The issue – to put it frankly – is who bears the risk of underperforming investments. The niggling suspicion is that retirement savers may have misplaced their trust in plan fiduciaries who bear very little risk for underperforming investments.

Cracking the black box  


The problem, as it is with any investment choice, happens when the return on investment is less than expected. This can happen for a number of reasons – perhaps investment management fees were too high or the return was just too low.

Tullgren is about the latter problem. That’s new.

Nearly 50 years ago, when ERISA was enacted, most company retirement plans were defined benefit plans. The company promised a certain monthly benefit for the life of a retiree beginning at the normal retirement age. If the plan’s investments performed poorly (or the retiree lived much longer than average) the employer had to ante up more money. As a consequence, plan fiduciaries monitored risk and investment performance like hawks.

Now, however, most employer retirement plans are designed differently. They are defined contribution plans. In a defined contribution plan, the employee decides how much money to put toward retirement. Generally, employees get to choose among investment funds that are in line with their tolerance for risk. It is often a reasonable choice to reduce risk as retirement or anticipated life expectancy nears.  

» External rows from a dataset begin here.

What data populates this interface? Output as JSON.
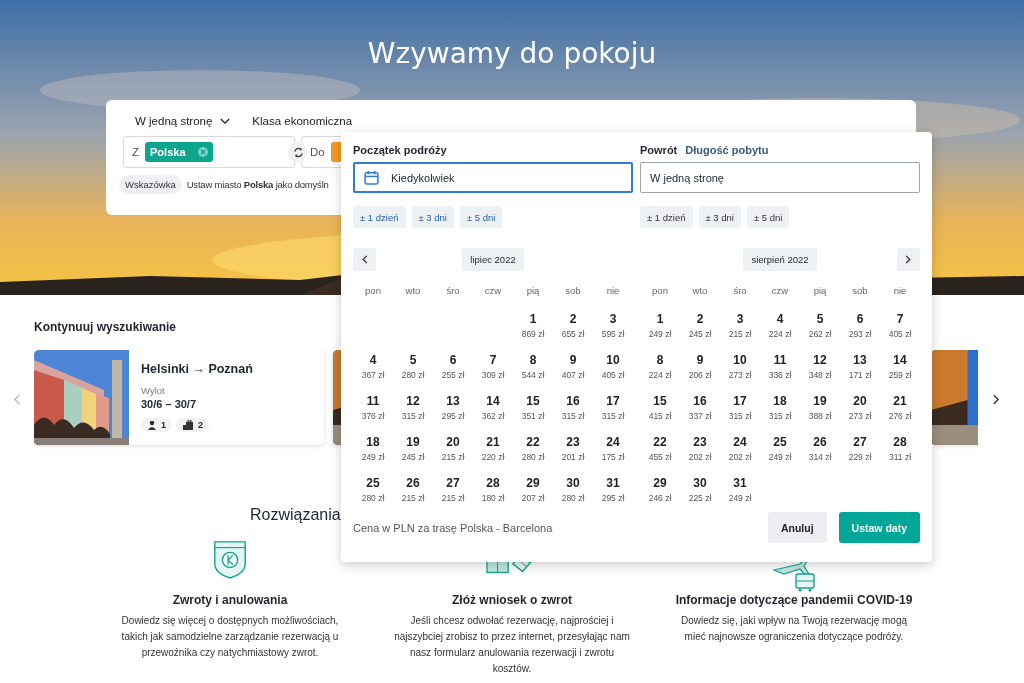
{
  "hero": {
    "title": "Wzywamy do pokoju"
  },
  "search": {
    "trip_type": "W jedną stronę",
    "cabin_class": "Klasa ekonomiczna",
    "from": {
      "prefix": "Z",
      "chip": "Polska"
    },
    "to": {
      "prefix": "Do"
    },
    "hint": {
      "badge": "Wskazówka",
      "text": "Ustaw miasto **Polska** jako domyśln"
    }
  },
  "recent": {
    "title": "Kontynuuj wyszukiwanie",
    "cards": [
      {
        "kind": "full",
        "route": "Helsinki → Poznań",
        "label": "Wylot",
        "dates": "30/6 – 30/7",
        "passengers": "1",
        "bags": "2"
      },
      {
        "kind": "peek"
      },
      {
        "kind": "spacer"
      },
      {
        "kind": "peek"
      }
    ]
  },
  "help": {
    "title": "Rozwiązania",
    "items": [
      {
        "kind": "shield",
        "title": "Zwroty i anulowania",
        "text": "Dowiedz się więcej o dostępnych możliwościach, takich jak samodzielne zarządzanie rezerwacją u przewoźnika czy natychmiastowy zwrot."
      },
      {
        "kind": "tickets",
        "title": "Złóż wniosek o zwrot",
        "text": "Jeśli chcesz odwołać rezerwację, najprościej i najszybciej zrobisz to przez internet, przesyłając nam nasz formularz anulowania rezerwacji i zwrotu kosztów."
      },
      {
        "kind": "travel",
        "title": "Informacje dotyczące pandemii COVID-19",
        "text": "Dowiedz się, jaki wpływ na Twoją rezerwację mogą mieć najnowsze ograniczenia dotyczące podróży."
      }
    ]
  },
  "datepicker": {
    "departure": {
      "label": "Początek podróży",
      "value": "Kiedykolwiek",
      "focused": true,
      "flex": [
        "± 1 dzień",
        "± 3 dni",
        "± 5 dni"
      ]
    },
    "return": {
      "label": "Powrót",
      "link": "Długość pobytu",
      "value": "W jedną stronę",
      "focused": false,
      "flex": [
        "± 1 dzień",
        "± 3 dni",
        "± 5 dni"
      ]
    },
    "months": [
      {
        "label": "lipiec 2022",
        "weekdays": [
          "pon",
          "wto",
          "śro",
          "czw",
          "pią",
          "sob",
          "nie"
        ],
        "weeks": [
          [
            {
              "kind": "blank"
            },
            {
              "kind": "blank"
            },
            {
              "kind": "blank"
            },
            {
              "kind": "blank"
            },
            {
              "kind": "day",
              "day": "1",
              "price": "869 zł"
            },
            {
              "kind": "day",
              "day": "2",
              "price": "655 zł"
            },
            {
              "kind": "day",
              "day": "3",
              "price": "595 zł"
            }
          ],
          [
            {
              "kind": "day",
              "day": "4",
              "price": "367 zł"
            },
            {
              "kind": "day",
              "day": "5",
              "price": "280 zł"
            },
            {
              "kind": "day",
              "day": "6",
              "price": "255 zł"
            },
            {
              "kind": "day",
              "day": "7",
              "price": "309 zł"
            },
            {
              "kind": "day",
              "day": "8",
              "price": "544 zł"
            },
            {
              "kind": "day",
              "day": "9",
              "price": "407 zł"
            },
            {
              "kind": "day",
              "day": "10",
              "price": "405 zł"
            }
          ],
          [
            {
              "kind": "day",
              "day": "11",
              "price": "376 zł"
            },
            {
              "kind": "day",
              "day": "12",
              "price": "315 zł"
            },
            {
              "kind": "day",
              "day": "13",
              "price": "295 zł"
            },
            {
              "kind": "day",
              "day": "14",
              "price": "362 zł"
            },
            {
              "kind": "day",
              "day": "15",
              "price": "351 zł"
            },
            {
              "kind": "day",
              "day": "16",
              "price": "315 zł"
            },
            {
              "kind": "day",
              "day": "17",
              "price": "315 zł"
            }
          ],
          [
            {
              "kind": "day",
              "day": "18",
              "price": "249 zł"
            },
            {
              "kind": "day",
              "day": "19",
              "price": "245 zł"
            },
            {
              "kind": "day",
              "day": "20",
              "price": "215 zł"
            },
            {
              "kind": "day",
              "day": "21",
              "price": "220 zł"
            },
            {
              "kind": "day",
              "day": "22",
              "price": "280 zł"
            },
            {
              "kind": "day",
              "day": "23",
              "price": "201 zł"
            },
            {
              "kind": "day",
              "day": "24",
              "price": "175 zł"
            }
          ],
          [
            {
              "kind": "day",
              "day": "25",
              "price": "280 zł"
            },
            {
              "kind": "day",
              "day": "26",
              "price": "215 zł"
            },
            {
              "kind": "day",
              "day": "27",
              "price": "215 zł"
            },
            {
              "kind": "day",
              "day": "28",
              "price": "180 zł"
            },
            {
              "kind": "day",
              "day": "29",
              "price": "207 zł"
            },
            {
              "kind": "day",
              "day": "30",
              "price": "280 zł"
            },
            {
              "kind": "day",
              "day": "31",
              "price": "295 zł"
            }
          ]
        ]
      },
      {
        "label": "sierpień 2022",
        "weekdays": [
          "pon",
          "wto",
          "śro",
          "czw",
          "pią",
          "sob",
          "nie"
        ],
        "weeks": [
          [
            {
              "kind": "day",
              "day": "1",
              "price": "249 zł"
            },
            {
              "kind": "day",
              "day": "2",
              "price": "245 zł"
            },
            {
              "kind": "day",
              "day": "3",
              "price": "215 zł"
            },
            {
              "kind": "day",
              "day": "4",
              "price": "224 zł"
            },
            {
              "kind": "day",
              "day": "5",
              "price": "262 zł"
            },
            {
              "kind": "day",
              "day": "6",
              "price": "293 zł"
            },
            {
              "kind": "day",
              "day": "7",
              "price": "405 zł"
            }
          ],
          [
            {
              "kind": "day",
              "day": "8",
              "price": "224 zł"
            },
            {
              "kind": "day",
              "day": "9",
              "price": "206 zł"
            },
            {
              "kind": "day",
              "day": "10",
              "price": "273 zł"
            },
            {
              "kind": "day",
              "day": "11",
              "price": "336 zł"
            },
            {
              "kind": "day",
              "day": "12",
              "price": "348 zł"
            },
            {
              "kind": "day",
              "day": "13",
              "price": "171 zł"
            },
            {
              "kind": "day",
              "day": "14",
              "price": "259 zł"
            }
          ],
          [
            {
              "kind": "day",
              "day": "15",
              "price": "415 zł"
            },
            {
              "kind": "day",
              "day": "16",
              "price": "337 zł"
            },
            {
              "kind": "day",
              "day": "17",
              "price": "315 zł"
            },
            {
              "kind": "day",
              "day": "18",
              "price": "315 zł"
            },
            {
              "kind": "day",
              "day": "19",
              "price": "388 zł"
            },
            {
              "kind": "day",
              "day": "20",
              "price": "273 zł"
            },
            {
              "kind": "day",
              "day": "21",
              "price": "276 zł"
            }
          ],
          [
            {
              "kind": "day",
              "day": "22",
              "price": "455 zł"
            },
            {
              "kind": "day",
              "day": "23",
              "price": "202 zł"
            },
            {
              "kind": "day",
              "day": "24",
              "price": "202 zł"
            },
            {
              "kind": "day",
              "day": "25",
              "price": "249 zł"
            },
            {
              "kind": "day",
              "day": "26",
              "price": "314 zł"
            },
            {
              "kind": "day",
              "day": "27",
              "price": "229 zł"
            },
            {
              "kind": "day",
              "day": "28",
              "price": "311 zł"
            }
          ],
          [
            {
              "kind": "day",
              "day": "29",
              "price": "246 zł"
            },
            {
              "kind": "day",
              "day": "30",
              "price": "225 zł"
            },
            {
              "kind": "day",
              "day": "31",
              "price": "249 zł"
            }
          ]
        ]
      }
    ],
    "note": "Cena w PLN za trasę Polska - Barcelona",
    "buttons": [
      {
        "label": "Anuluj",
        "kind": "secondary"
      },
      {
        "label": "Ustaw daty",
        "kind": "primary"
      }
    ]
  }
}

The risk of poor investment return (or an unusually long life) falls on the employee. That seems a little rugged for folks who work hard and have things to do other bathe in the money pit. Hence the popularity of target date plans. But what happens when the menu of investment options, even in a target date plan, is overly risky, perhaps because the fiduciaries were focused on cost rather than return?

The back door to re-allocating risk to plan fiduciaries


ERISA Section 404 requires that plan fiduciaries act solely in the interest of participants and beneficiaries and to pay the reasonable expenses of the plan. Whether a plan expense is reasonable is largely evaluated in terms of process. The emphasis in fiduciary breach ERISA lawsuits has previously been on whether there is evidence that fiduciaries actually had a systemic process or reviewing investment results and expenses. It is very fact-specific. It does not evaluate the actual return on investments.

Tullgren and similar lawsuits blow this up. And that’s why the investment management community is up in arms. Their exposure is much greater if courts begin to study actual investment return.

These new lawsuits are about allocating risk -- more specifically, whether the risk should be more evenly divided between the retirement saver and the plan’s fiduciaries. The question is whether fiduciary responsibility in selecting investment options is the vehicle for re-evaluating the allocation of risk between retirement savers and plan fiduciaries.
It’s a new strategy. We shall see where it goes.